Editor’s Tip: Bundts are often high in sugar, so they’d over-brown if baked at a typical oven temperature of 350°. Some Bundts bake as low as 300°.
Step 6: Let it Cool
Take the cake out of the oven and let it cool in its pan for 15 minutes. Then remove to a wire rack to cool completely. To get the cake out of the pan, we like to put a wire rack over the opening. Hold one hand flat on the bottom of cake pan, and put the other hand over the cooling rack. Moving quickly and smoothly, flip your hands so the cake pan is on top. The cake should slide out on its own. If it doesn’t, let it sit for another few minutes and then try again.
When serving this vanilla bundt cake, keep it simple. Let the cake’s show-stopping shape speak for itself. Drizzle on a bit of icing or sprinkle with confectioners’ sugar. Berries and cream can’t miss, either.

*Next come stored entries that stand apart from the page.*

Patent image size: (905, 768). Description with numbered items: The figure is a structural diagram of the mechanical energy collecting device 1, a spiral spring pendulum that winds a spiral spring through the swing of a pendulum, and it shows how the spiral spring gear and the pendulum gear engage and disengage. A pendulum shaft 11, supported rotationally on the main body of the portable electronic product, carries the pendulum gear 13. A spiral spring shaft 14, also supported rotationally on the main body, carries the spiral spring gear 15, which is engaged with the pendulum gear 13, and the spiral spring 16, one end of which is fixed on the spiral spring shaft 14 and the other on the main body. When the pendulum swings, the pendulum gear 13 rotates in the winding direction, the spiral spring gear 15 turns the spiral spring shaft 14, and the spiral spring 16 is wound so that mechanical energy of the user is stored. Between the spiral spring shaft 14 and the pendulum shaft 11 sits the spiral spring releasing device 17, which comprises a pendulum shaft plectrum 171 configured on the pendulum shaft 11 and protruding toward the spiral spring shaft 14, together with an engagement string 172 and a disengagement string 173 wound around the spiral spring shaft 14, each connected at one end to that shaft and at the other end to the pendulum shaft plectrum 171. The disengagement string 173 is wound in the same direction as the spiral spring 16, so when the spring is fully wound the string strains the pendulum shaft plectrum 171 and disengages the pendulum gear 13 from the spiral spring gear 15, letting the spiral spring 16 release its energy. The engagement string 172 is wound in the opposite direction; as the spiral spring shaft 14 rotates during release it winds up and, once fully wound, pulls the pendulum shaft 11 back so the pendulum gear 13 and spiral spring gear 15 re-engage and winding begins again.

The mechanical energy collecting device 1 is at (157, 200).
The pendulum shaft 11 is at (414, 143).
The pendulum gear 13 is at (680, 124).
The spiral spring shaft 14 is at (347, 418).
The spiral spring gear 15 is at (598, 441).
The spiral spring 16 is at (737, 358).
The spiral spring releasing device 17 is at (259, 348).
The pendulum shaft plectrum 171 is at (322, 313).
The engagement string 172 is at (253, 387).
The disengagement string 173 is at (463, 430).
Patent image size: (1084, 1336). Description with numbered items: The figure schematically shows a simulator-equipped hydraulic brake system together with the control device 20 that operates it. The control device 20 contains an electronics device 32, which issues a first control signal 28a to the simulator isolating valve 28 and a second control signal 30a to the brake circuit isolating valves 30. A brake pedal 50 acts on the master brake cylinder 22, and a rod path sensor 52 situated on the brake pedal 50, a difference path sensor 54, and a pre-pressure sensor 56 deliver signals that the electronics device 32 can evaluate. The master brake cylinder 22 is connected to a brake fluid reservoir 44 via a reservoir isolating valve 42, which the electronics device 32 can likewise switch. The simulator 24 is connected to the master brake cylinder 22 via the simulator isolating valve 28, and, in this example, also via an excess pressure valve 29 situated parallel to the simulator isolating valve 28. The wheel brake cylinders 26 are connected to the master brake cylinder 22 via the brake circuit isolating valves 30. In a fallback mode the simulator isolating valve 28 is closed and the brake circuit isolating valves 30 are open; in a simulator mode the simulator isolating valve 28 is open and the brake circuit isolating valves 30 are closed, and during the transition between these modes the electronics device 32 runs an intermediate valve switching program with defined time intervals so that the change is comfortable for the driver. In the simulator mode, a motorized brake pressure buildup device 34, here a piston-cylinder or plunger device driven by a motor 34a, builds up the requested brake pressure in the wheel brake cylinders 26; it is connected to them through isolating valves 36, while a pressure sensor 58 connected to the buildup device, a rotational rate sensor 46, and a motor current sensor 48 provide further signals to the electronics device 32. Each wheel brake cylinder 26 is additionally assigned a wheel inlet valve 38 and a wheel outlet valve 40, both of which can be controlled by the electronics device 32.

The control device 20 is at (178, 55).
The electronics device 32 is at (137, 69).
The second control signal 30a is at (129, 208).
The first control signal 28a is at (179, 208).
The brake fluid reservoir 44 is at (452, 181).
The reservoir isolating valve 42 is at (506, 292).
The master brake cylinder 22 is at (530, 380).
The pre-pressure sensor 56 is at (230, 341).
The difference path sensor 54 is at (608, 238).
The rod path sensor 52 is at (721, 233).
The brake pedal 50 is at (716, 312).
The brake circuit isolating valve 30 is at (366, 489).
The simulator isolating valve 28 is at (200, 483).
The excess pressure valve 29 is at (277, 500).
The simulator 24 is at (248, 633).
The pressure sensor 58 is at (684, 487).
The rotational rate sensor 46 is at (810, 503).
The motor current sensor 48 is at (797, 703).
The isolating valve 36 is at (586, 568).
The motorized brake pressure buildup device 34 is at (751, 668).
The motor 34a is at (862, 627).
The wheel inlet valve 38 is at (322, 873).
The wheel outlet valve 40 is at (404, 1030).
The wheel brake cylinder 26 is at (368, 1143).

Editor’s Tip: Be extra patient when cooling down your cake. It’s important to follow each recipe’s cooling instructions. This time allows air to circulate around the cake so moisture doesn’t build up, rendering your cake soggy—no matter what kind of cake it is or what kind of pan it’s in. Here are 10 more common cake mistakes to avoid.
And voila, you’ve got a tasty dessert everyone will adore.